Showing posts with label hukum pernikahan. Show all posts
Showing posts with label hukum pernikahan. Show all posts

Saturday, March 26, 2016

HAK IJBAR DAN DAMPAKNYA TERHADAP PEREMPUAN



Pendahuluan
Agenda untuk menafsir ulang atas ajaran agama yang berimplikasi pada ketidak adilan gender, masih terus diupayakan oleh para pejuang gender main stream. Hal ini terus dilakukan karena diraskan bahwa munculnya ketidak adilan gender di antaranya lebih disebabkan atas tafsiran beberapa ajaran agama yang dipenuhi oleh subjektivitas dan hegemoni lakilaki yang saat itu merupakan mayoritas yang eksis di ranah publik dan diskursus keilmuan, sehingga dipandang sebagai pemegang otoritas tafsir agama. Tulisan sederhana ini akan berupaya untuk ikut andil dalam upaya membaca kembali ajaran fiqih munakahat mengenai konsep ijbar. Adapun mengapa persoalan ini dimasukkan dalam studi analisis gender, adalah dikarenakan ternyata prinsip ijbar telah melahirkan suatu ketidak adilan yang berlapis-lapis bagi perempuan dikarenakan kemunculun prinsip ini telah melahirkan praktek kawin usia belia/pernikahan dini bagi perempuan, yang berimplikasi terrenggutnya kesempatan untuk melanjutkan pendidikan, ancaman gangguan kesehatan reproduksi perempuan, disamping pula munculnya beban kerja/burden akibat bertumpuknya pekerjaan sektor domestik.
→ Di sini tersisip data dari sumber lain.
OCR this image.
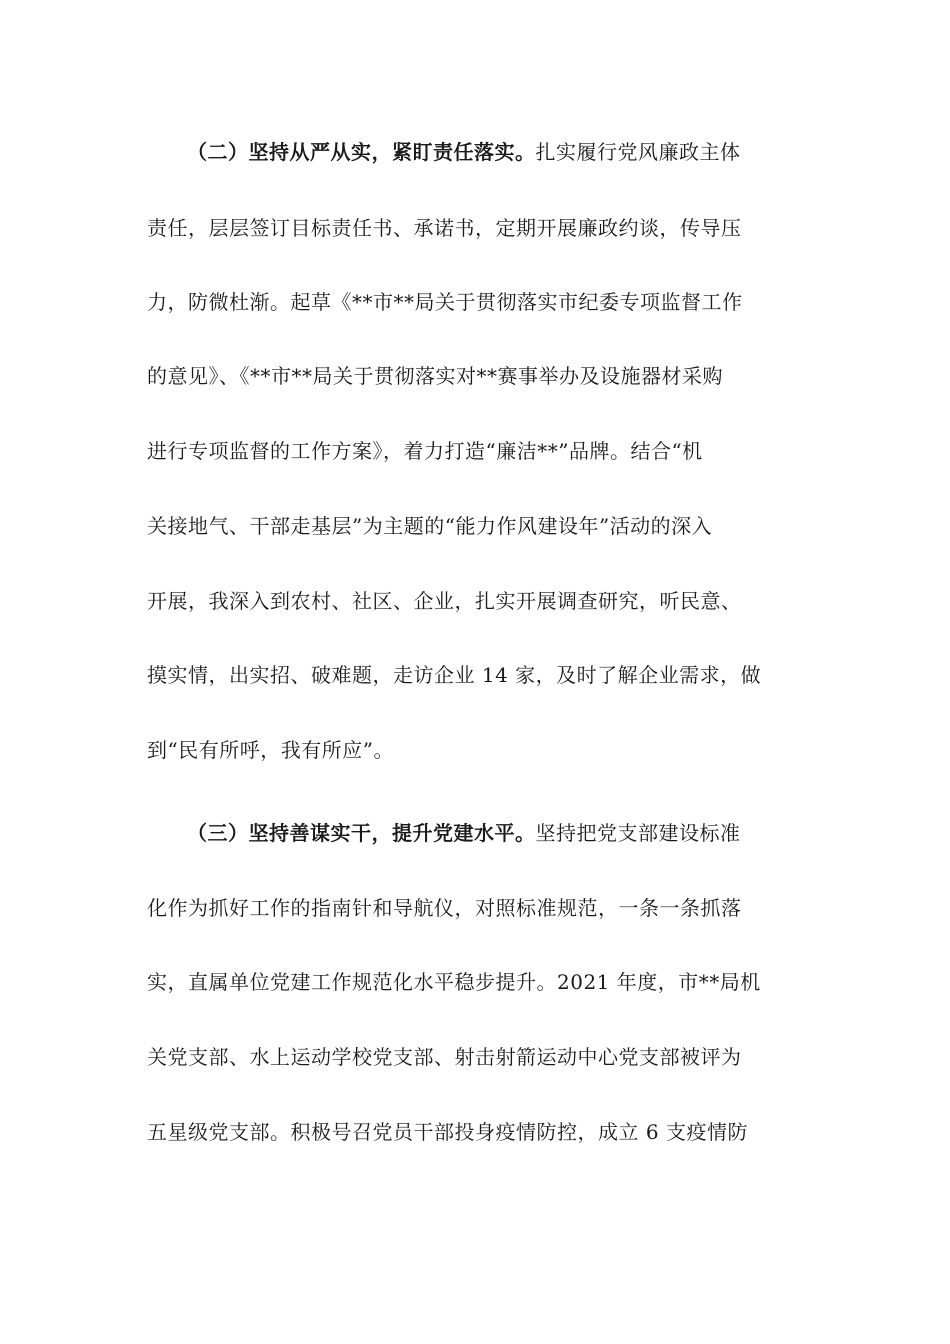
（二）坚持从严从实，紧盯责任落实。扎实履行党风廉政主体
责任，层层签订目标责任书、承诺书，定期开展廉政约谈，传导压
力，防微杜渐。起草《**市**局关于贯彻落实市纪委专项监督工作
的意见》、《**市**局关于贯彻落实对**赛事举办及设施器材采购
进行专项监督的工作方案》，着力打造“廉洁**”品牌。结合“机
关接地气、干部走基层”为主题的“能力作风建设年”活动的深入
开展，我深入到农村、社区、企业，扎实开展调查研究，听民意、
摸实情，出实招、破难题，走访企业 14 家，及时了解企业需求，做
到“民有所呼，我有所应”。
（三）坚持善谋实干，提升党建水平。坚持把党支部建设标准
化作为抓好工作的指南针和导航仪，对照标准规范，一条一条抓落
实，直属单位党建工作规范化水平稳步提升。2021 年度，市**局机
关党支部、水上运动学校党支部、射击射箭运动中心党支部被评为
五星级党支部。积极号召党员干部投身疫情防控，成立 6 支疫情防
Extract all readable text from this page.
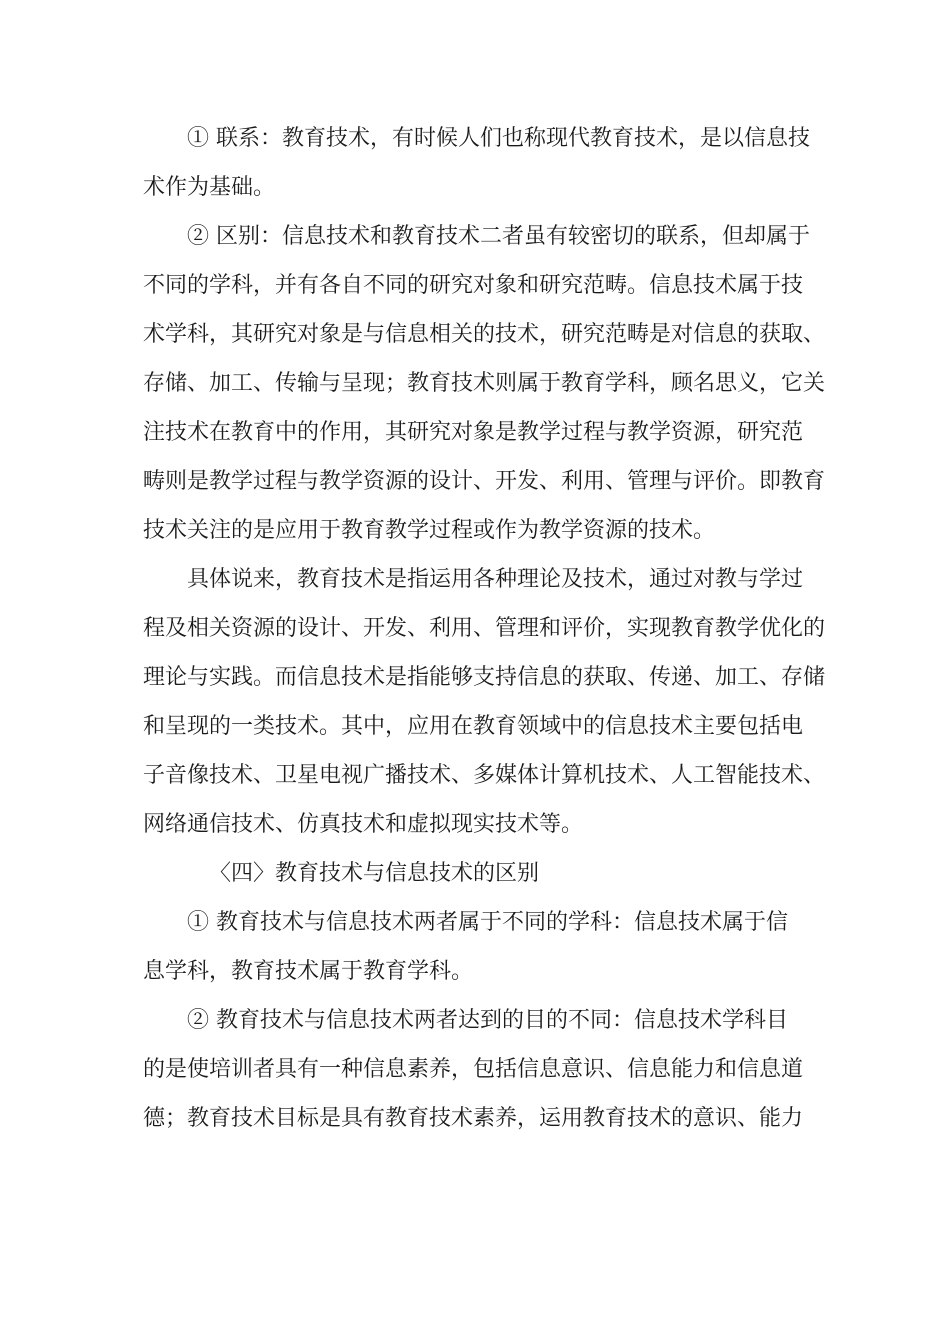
① 联系：教育技术，有时候人们也称现代教育技术，是以信息技
术作为基础。
② 区别：信息技术和教育技术二者虽有较密切的联系，但却属于
不同的学科，并有各自不同的研究对象和研究范畴。信息技术属于技
术学科，其研究对象是与信息相关的技术，研究范畴是对信息的获取、
存储、加工、传输与呈现；教育技术则属于教育学科，顾名思义，它关
注技术在教育中的作用，其研究对象是教学过程与教学资源，研究范
畴则是教学过程与教学资源的设计、开发、利用、管理与评价。即教育
技术关注的是应用于教育教学过程或作为教学资源的技术。
具体说来，教育技术是指运用各种理论及技术，通过对教与学过
程及相关资源的设计、开发、利用、管理和评价，实现教育教学优化的
理论与实践。而信息技术是指能够支持信息的获取、传递、加工、存储
和呈现的一类技术。其中，应用在教育领域中的信息技术主要包括电
子音像技术、卫星电视广播技术、多媒体计算机技术、人工智能技术、
网络通信技术、仿真技术和虚拟现实技术等。
〈四〉教育技术与信息技术的区别
① 教育技术与信息技术两者属于不同的学科：信息技术属于信
息学科，教育技术属于教育学科。
② 教育技术与信息技术两者达到的目的不同：信息技术学科目
的是使培训者具有一种信息素养，包括信息意识、信息能力和信息道
德；教育技术目标是具有教育技术素养，运用教育技术的意识、能力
Prinsip Ijbar dalam Wacana Fiqih
Ijbar dalam wacana fiqih adalah sebuah keadaan yang berarti kewenangan seorang wali nikah, dalam hal ini dikhususkan bagi ayah dan kakek, untuk menikahkah anak gadisnya tanpa diperlukan adanya persetujuan/konfirmasi dari anak tersebut. (Al Imam Ishaq An Naisaburi, Al Muhazzab, Vol II:3). Bahkan Ibnu Hazm menyatakan bahwa anak tersebut tidak memiliki hak opsional(khiyar) ketika ia sampai pada usia baligh, terkait keberlangsungan pernikahannya tersebut. (Ibnu Hazm, Al Muhalla, Vol. IX:458). Adapun dasar normatif sebagai dasar hukum bahwa ayah memiliki otoritas mutlak dalam "memaksa" anak gadisnya untuk menikah adalah Hadits bersumber dari Ibnu Abbas yang berbunyi :

الثيب أحق بنفسها من وليها و البكر تستأمرها
Artinya " Janda itu lebih berhak(menentukan pilihan) untuk dirinya, sedangkan gadis dimintai pendapatnya (terkait pernikahannya)

Dasar normatif lain adalah Hadits  yang bersumber dari Abu Hurairah yang berbunyi:
لا تنكح الأيم حتى تستأمر ولا تنكح البكر حتى تستأذن
Dalam hal perkawinan, janda itu dimintai pendapatnya, sedangkan gadis dimintai izinnya" (HR. Muslim Hadits No. 1419)

Dari kedua teks yang dikutip di atas, ternyata tidak ditemukan redaksi yang secara eksplisit memberi pengertian pemaksaan kehendak wali nikah terhadap perkawinan anak gadisnya. Bahkan, malah memunculkan pertanyaan, berdsarkan petunjuk, indikator dari manakah hingga mengantarkan pada pemahaman yang mengerucut pada formula ijbar bagi anak  perempuan yang berstatus gadis.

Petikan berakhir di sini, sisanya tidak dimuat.